Wikileaks cables show Saudi Arabia pushed Indonesian government to “stop the spread” of Ahmadiyah

A cleric of the Ahmadiyah Islamic sect speaking in an April 2013 interview through a door of the Al Misbah mosque in Bekasi, which was shuttered by authorities that month. Photo by Adek Berry/AFP

The Ahmadiyah community has long suffered persecution at the hands of religious hardliners in Indonesia, but new evidence revealed by Wikileaks shows that Saudi Arabia specifically pushed the Indonesian government to act against the minority Islamic sect.

Wikileaks recently published more than 60,000 secret government documents from Saudi Arabia, with many more supposedly to follow. The massive amount of documents are currently being poured over by journalists and translated from Arabic so that their secrets can be shared with the rest of the world. 

One of those secrets, discovered by The Rabwah Times, is that the Saudi Arabian Government, through its embassy in Jakarta, was secretly attempting to influence the Indonesian government to persecute followers of Ahmadiyah.

Rabwah found two damning documents related to the Saudi police.
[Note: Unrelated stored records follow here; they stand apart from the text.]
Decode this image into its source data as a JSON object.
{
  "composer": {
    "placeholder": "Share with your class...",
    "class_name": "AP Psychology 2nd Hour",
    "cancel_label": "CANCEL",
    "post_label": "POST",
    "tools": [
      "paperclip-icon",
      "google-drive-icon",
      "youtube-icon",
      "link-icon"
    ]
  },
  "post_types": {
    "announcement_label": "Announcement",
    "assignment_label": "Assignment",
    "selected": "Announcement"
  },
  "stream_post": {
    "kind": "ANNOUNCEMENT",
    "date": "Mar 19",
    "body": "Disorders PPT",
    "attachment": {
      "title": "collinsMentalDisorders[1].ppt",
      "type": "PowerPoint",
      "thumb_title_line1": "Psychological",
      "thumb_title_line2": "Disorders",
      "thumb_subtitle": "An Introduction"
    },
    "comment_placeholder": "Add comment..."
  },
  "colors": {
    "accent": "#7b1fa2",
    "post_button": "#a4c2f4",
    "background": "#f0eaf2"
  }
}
The first comes from the late Saudi Crown Prince Naif bin Abdil Aziz  and is dated March 14, 2012. It is written in reply to reports from several governmental agencies regarding the spread of Ahmadiyah in Indonesia. 

Part of Aziz’s reply reads: “… the issue of the Ahmadiyya was discussed by the preparatory committee of the Supreme Council of Islamic Affairs which came up with a plan to set up practical programs with the help of  the Foreign Ministry, Ministry of the Islamic Affairs and the Supreme Islamic Council of Indonesia to stop the spread of Ahmadiyya in Indonesia. ” 
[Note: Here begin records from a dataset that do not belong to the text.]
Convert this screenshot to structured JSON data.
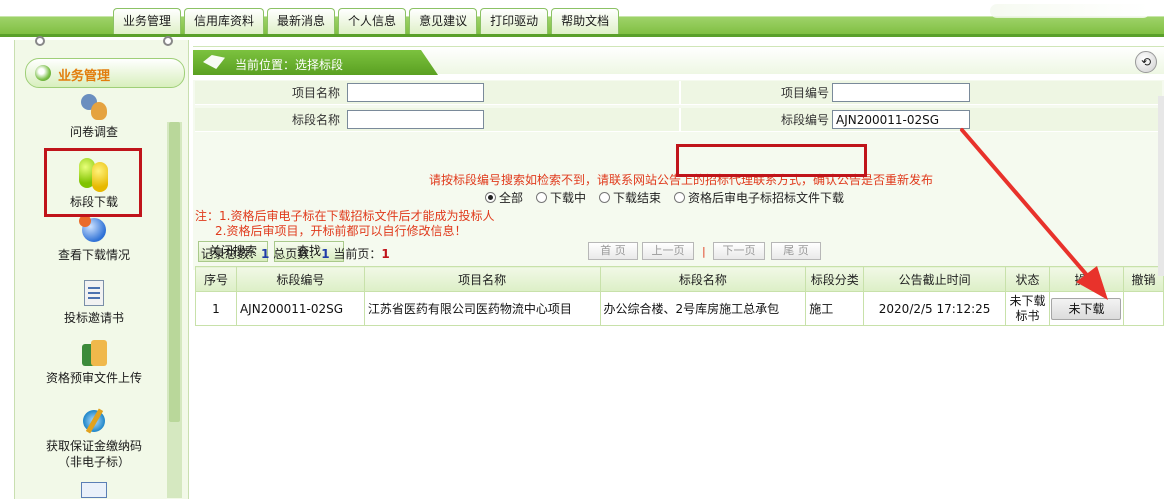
{
  "top_nav": {
    "tabs": [
      "业务管理",
      "信用库资料",
      "最新消息",
      "个人信息",
      "意见建议",
      "打印驱动",
      "帮助文档"
    ]
  },
  "sidebar": {
    "header": "业务管理",
    "items": [
      {
        "label": "问卷调查",
        "icon": "people-icon"
      },
      {
        "label": "标段下载",
        "icon": "download-icon"
      },
      {
        "label": "查看下载情况",
        "icon": "globe-icon"
      },
      {
        "label": "投标邀请书",
        "icon": "document-icon"
      },
      {
        "label": "资格预审文件上传",
        "icon": "upload-icon"
      },
      {
        "label": "获取保证金缴纳码（非电子标）",
        "icon": "tools-icon"
      }
    ]
  },
  "breadcrumb": {
    "text": "当前位置：选择标段"
  },
  "search_form": {
    "project_name_label": "项目名称",
    "project_name_value": "",
    "project_no_label": "项目编号",
    "project_no_value": "",
    "section_name_label": "标段名称",
    "section_name_value": "",
    "section_no_label": "标段编号",
    "section_no_value": "AJN200011-02SG",
    "warning": "请按标段编号搜索如检索不到，请联系网站公告上的招标代理联系方式，确认公告是否重新发布",
    "filters": [
      "全部",
      "下载中",
      "下载结束",
      "资格后审电子标招标文件下载"
    ],
    "selected_filter": "全部",
    "note_line1": "注：1.资格后审电子标在下载招标文件后才能成为投标人",
    "note_line2": "2.资格后审项目，开标前都可以自行修改信息！",
    "close_search_label": "关闭搜索",
    "search_label": "查找"
  },
  "pager": {
    "total_records_label": "记录总数：",
    "total_records": "1",
    "total_pages_label": "总页数：",
    "total_pages": "1",
    "current_page_label": "当前页：",
    "current_page": "1",
    "first": "首  页",
    "prev": "上一页",
    "separator": "|",
    "next": "下一页",
    "last": "尾  页"
  },
  "table": {
    "columns": [
      "序号",
      "标段编号",
      "项目名称",
      "标段名称",
      "标段分类",
      "公告截止时间",
      "状态",
      "操作",
      "撤销"
    ],
    "rows": [
      {
        "index": "1",
        "section_no": "AJN200011-02SG",
        "project_name": "江苏省医药有限公司医药物流中心项目",
        "section_name": "办公综合楼、2号库房施工总承包",
        "category": "施工",
        "deadline": "2020/2/5 17:12:25",
        "status": "未下载标书",
        "action": "未下载",
        "revoke": ""
      }
    ]
  },
  "colors": {
    "accent_green": "#5aa021",
    "warning_red": "#e03a1c",
    "highlight_red": "#c0141a",
    "sidebar_header_text": "#e27d0c",
    "pager_number": "#1f3ca8"
  }
}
The Rabwah Times notes that this letter was sent just one month before a mob attack on an Ahmadiyah mosque in a village located in Singaparna, West Java

The second cable comes from former Saudi King Abdullah bin Abdulaziz Al Saud and is in reply to the above cable by Crown Prince Aziz. Dated May 15, 2012, it lists four recommendations from the former king regarding the Ahmadiyah situation in Indonesia. One of the recommendations reads: “Have The Kingdom’s Embassy in (Jakarta) continue its support of the Supreme Islamic Council of Indonesia for Islamic Propagation (Islamic Dawa) in order to face this (Ahmadiyya) community and inform the Indonesian government of their position (beliefs).”

Ahmadiyah communities in Indonesia have received increasingly fierce and vocal persecution in recent years from hardline religious groups that the government has taken little action to prevent.

In February 2011, a mob of people wielding knives and stones attacked about 25 Ahmadiyah members in Cikeusik, Banten province, killing three. A court convicted 12 member of the mob to sentences of six months or less for their roles in the deadly attack

More recently, numerous Ahmadiyah mosques have faced closure after the government received pressure from hardline groups who want the minority sect banned

Since the early 2000s, the Saudi Arabia government has been shown to invest huge amounts of money into influencing the development of Islam in Indonesia, including large payments to hardline Islamic groups (including ones that were later linked to terrorist attacks).